Before Corbyn’s election he was seen as being on the far left of the Labour party; an outsider who never held any role in the Cabinet or Shadow Cabinet. So his election to the role of Labour Party Leader is a slap in the face to the traditional political thought that you must have held a cabinet role as well as have a significant influence within the party.  In the political arena he is the definition of an outsider.

This trend is not exclusive to the UK, the US has also seen a rise in the significance of political outsiders, particularly in the 2016 Presidential race. This is clear in both the Republican party with Donald Trump and the Democratic party with Bernie Sanders. For instance, Trump has constantly topped the polls for his party’s nomination, often by huge margins; his ideas about how to “make America great again” have come to dominate the discussions within his party. Whilst he has risen in the polls on a wave of anti-political and anti-immigrant sentiment, I think his policies and the statements made are idiotic and would never work.

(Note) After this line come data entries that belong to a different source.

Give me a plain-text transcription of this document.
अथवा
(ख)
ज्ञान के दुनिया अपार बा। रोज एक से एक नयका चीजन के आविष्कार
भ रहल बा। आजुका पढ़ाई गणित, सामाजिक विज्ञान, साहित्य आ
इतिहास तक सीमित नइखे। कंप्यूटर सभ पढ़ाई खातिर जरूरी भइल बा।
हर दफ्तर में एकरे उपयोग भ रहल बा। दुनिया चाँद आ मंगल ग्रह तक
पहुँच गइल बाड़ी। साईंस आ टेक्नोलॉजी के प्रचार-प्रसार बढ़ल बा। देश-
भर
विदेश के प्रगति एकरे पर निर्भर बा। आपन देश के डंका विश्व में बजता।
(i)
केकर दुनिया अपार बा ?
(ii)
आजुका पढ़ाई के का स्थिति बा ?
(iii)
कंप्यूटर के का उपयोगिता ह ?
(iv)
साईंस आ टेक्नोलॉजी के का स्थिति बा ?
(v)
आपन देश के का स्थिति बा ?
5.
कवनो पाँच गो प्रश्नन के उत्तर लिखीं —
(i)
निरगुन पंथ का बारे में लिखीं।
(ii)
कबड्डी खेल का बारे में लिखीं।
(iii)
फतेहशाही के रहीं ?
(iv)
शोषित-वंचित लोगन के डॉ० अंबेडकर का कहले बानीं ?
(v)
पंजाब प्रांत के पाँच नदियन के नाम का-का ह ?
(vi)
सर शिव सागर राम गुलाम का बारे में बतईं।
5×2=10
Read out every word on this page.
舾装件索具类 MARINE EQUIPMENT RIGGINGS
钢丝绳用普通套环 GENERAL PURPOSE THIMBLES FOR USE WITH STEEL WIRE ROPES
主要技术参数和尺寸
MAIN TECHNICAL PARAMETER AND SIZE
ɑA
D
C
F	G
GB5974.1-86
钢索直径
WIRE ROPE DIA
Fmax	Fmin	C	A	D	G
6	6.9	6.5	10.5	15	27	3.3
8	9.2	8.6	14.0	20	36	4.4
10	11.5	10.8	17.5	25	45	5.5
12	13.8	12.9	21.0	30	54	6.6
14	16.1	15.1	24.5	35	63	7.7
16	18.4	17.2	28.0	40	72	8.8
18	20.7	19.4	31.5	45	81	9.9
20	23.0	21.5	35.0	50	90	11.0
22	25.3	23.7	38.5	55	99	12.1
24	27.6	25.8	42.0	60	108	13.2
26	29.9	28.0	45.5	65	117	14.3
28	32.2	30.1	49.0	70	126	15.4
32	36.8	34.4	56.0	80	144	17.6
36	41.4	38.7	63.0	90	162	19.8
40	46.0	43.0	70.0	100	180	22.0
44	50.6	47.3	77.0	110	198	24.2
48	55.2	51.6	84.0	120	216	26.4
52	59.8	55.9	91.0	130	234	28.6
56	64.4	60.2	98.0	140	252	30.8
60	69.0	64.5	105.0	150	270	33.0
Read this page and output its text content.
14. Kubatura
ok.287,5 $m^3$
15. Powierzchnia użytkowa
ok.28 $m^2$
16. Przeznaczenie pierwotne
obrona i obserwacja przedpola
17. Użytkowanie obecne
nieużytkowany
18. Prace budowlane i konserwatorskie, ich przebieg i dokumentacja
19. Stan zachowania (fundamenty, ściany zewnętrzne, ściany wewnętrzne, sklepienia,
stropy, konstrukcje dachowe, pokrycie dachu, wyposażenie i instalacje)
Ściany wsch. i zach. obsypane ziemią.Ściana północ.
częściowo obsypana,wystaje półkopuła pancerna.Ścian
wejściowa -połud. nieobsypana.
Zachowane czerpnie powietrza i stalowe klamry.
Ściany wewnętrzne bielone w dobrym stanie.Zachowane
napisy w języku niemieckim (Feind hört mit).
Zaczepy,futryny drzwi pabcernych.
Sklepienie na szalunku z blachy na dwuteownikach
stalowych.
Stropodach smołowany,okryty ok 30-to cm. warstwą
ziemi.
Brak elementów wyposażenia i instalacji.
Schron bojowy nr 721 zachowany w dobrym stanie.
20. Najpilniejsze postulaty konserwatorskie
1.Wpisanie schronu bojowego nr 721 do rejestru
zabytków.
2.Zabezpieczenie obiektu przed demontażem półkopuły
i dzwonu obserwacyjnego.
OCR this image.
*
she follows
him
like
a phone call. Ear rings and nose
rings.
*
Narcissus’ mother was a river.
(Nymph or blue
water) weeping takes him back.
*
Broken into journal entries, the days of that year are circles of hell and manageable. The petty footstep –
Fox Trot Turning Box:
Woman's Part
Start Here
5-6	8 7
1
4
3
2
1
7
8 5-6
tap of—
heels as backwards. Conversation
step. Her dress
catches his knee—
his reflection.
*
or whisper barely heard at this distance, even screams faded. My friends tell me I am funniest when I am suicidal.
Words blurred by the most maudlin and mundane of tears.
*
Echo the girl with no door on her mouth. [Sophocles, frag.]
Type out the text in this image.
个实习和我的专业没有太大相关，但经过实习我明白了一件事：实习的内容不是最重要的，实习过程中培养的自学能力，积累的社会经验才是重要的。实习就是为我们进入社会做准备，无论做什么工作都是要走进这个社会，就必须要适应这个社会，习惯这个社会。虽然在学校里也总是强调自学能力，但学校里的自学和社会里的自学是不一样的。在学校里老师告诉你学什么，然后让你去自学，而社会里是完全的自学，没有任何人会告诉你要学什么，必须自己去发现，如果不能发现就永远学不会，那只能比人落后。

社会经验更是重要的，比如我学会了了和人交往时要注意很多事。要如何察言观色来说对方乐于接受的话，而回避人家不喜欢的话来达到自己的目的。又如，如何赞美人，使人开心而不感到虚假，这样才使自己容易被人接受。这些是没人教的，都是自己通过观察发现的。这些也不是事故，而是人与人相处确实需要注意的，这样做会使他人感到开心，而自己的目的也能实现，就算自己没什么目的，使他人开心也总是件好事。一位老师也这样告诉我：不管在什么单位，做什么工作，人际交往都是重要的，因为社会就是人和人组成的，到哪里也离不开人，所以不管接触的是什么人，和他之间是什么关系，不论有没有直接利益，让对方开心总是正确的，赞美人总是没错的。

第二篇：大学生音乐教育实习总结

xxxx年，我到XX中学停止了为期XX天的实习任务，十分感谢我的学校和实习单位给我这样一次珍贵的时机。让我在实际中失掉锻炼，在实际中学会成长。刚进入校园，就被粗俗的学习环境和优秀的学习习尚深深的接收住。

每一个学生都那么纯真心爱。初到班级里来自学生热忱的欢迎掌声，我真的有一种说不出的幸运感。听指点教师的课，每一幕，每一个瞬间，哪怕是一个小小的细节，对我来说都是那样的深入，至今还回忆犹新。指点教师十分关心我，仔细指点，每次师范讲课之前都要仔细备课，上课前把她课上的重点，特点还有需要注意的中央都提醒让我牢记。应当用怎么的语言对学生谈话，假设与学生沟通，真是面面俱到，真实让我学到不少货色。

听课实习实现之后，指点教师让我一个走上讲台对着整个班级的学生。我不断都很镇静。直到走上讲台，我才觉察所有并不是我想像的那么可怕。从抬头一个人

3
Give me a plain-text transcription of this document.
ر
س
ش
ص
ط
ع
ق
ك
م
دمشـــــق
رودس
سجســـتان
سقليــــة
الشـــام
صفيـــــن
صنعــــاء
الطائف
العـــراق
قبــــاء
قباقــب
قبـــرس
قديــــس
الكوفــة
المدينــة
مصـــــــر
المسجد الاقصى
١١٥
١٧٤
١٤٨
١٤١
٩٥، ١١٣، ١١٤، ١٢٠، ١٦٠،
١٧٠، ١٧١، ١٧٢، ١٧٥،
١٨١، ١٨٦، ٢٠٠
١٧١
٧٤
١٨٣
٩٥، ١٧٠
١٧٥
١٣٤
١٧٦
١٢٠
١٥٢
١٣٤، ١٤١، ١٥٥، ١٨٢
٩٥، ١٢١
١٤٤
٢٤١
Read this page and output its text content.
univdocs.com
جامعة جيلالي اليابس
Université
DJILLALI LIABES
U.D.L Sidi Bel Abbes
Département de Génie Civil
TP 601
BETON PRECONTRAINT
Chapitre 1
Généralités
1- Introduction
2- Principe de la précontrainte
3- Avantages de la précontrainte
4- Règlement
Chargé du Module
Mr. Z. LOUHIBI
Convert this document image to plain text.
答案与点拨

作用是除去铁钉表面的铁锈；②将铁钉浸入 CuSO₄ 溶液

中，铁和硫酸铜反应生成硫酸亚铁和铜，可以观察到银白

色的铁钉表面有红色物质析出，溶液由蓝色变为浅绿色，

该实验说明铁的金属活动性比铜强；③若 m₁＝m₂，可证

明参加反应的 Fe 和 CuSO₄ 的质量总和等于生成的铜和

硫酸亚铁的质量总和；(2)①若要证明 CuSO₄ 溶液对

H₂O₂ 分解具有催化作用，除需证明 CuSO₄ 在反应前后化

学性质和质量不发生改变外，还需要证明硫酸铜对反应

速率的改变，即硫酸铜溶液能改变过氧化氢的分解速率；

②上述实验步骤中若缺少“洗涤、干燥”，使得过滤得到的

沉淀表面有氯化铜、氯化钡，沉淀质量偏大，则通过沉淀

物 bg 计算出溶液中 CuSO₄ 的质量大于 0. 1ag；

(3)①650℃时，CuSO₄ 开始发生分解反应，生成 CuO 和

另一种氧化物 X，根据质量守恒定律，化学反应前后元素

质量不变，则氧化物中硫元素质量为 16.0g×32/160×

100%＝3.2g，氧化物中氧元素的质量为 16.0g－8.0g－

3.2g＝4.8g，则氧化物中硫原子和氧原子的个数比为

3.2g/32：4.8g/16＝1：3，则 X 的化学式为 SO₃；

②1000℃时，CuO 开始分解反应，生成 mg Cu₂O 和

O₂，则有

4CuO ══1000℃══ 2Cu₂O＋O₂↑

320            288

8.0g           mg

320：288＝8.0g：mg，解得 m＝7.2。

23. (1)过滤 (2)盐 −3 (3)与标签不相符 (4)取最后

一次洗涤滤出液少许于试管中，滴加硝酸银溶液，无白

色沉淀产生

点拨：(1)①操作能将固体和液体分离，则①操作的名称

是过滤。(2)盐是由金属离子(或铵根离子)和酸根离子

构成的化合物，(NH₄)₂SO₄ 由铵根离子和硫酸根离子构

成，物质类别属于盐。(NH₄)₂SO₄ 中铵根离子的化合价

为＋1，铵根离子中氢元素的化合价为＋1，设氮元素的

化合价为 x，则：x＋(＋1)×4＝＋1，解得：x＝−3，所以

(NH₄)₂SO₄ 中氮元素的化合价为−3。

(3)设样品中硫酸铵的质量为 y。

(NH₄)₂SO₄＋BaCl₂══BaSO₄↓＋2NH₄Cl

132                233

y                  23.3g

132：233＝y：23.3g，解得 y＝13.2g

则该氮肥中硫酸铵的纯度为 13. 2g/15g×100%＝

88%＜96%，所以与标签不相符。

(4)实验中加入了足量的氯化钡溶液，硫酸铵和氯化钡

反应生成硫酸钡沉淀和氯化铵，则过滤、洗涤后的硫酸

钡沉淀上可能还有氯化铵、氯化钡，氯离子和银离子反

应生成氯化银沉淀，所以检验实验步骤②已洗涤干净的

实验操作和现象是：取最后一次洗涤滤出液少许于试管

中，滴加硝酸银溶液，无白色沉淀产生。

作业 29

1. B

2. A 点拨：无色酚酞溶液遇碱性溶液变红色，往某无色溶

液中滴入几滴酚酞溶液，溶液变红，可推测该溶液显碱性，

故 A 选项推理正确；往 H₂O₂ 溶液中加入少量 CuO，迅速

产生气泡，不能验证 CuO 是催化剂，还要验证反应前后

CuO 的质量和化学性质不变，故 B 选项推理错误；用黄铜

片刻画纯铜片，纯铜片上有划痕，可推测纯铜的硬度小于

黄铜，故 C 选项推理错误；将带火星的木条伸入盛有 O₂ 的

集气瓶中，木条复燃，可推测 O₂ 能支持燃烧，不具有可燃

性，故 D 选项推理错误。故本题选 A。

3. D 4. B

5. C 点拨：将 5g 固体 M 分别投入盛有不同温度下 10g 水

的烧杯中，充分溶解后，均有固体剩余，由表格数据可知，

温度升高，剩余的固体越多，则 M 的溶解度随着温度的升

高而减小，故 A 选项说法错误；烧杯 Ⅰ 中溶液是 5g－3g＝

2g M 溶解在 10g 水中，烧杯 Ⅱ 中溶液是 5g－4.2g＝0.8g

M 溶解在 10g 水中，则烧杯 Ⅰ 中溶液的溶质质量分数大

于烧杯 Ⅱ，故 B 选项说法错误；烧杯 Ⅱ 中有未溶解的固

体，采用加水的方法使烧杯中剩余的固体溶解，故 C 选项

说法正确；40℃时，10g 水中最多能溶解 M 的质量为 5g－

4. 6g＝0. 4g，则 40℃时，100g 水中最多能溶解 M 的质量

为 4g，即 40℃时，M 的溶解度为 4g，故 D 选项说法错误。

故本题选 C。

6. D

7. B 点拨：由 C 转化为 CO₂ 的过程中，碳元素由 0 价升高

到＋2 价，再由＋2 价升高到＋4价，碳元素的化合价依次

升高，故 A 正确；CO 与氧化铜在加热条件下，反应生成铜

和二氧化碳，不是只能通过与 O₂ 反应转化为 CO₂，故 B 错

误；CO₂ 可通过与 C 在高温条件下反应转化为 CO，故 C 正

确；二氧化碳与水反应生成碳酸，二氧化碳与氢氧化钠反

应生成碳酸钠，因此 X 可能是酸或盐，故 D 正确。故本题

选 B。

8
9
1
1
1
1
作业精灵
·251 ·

However, these ideas are popular with the base of the Republican party and such a candidate who was originally thought a joke is now a serious contender for the nomination. Now Trump runs the political agenda, he brought up illegal immigration which is now a hot topic for the 2016 Presidential election. This kind of power is traditionally reserved for seasoned politicians who have spent years forming allies, not a reality TV star. Trump has never held an elected office, he is famous because he is a billionaire with his own TV show, yet he is able to shape the political discussion in the US. Again like Corbyn in the political arena Trump is the definition of an outsider, as he is someone who has never held sway within a political party. If it was any other time he would have been ridiculed and ignored, but in 2015 Trump was able to tap into the anti-Washington attitude and rocket to the top of the polls with his absurd policy ideas.

Whether this trend of the outsider will continue remains to be seen.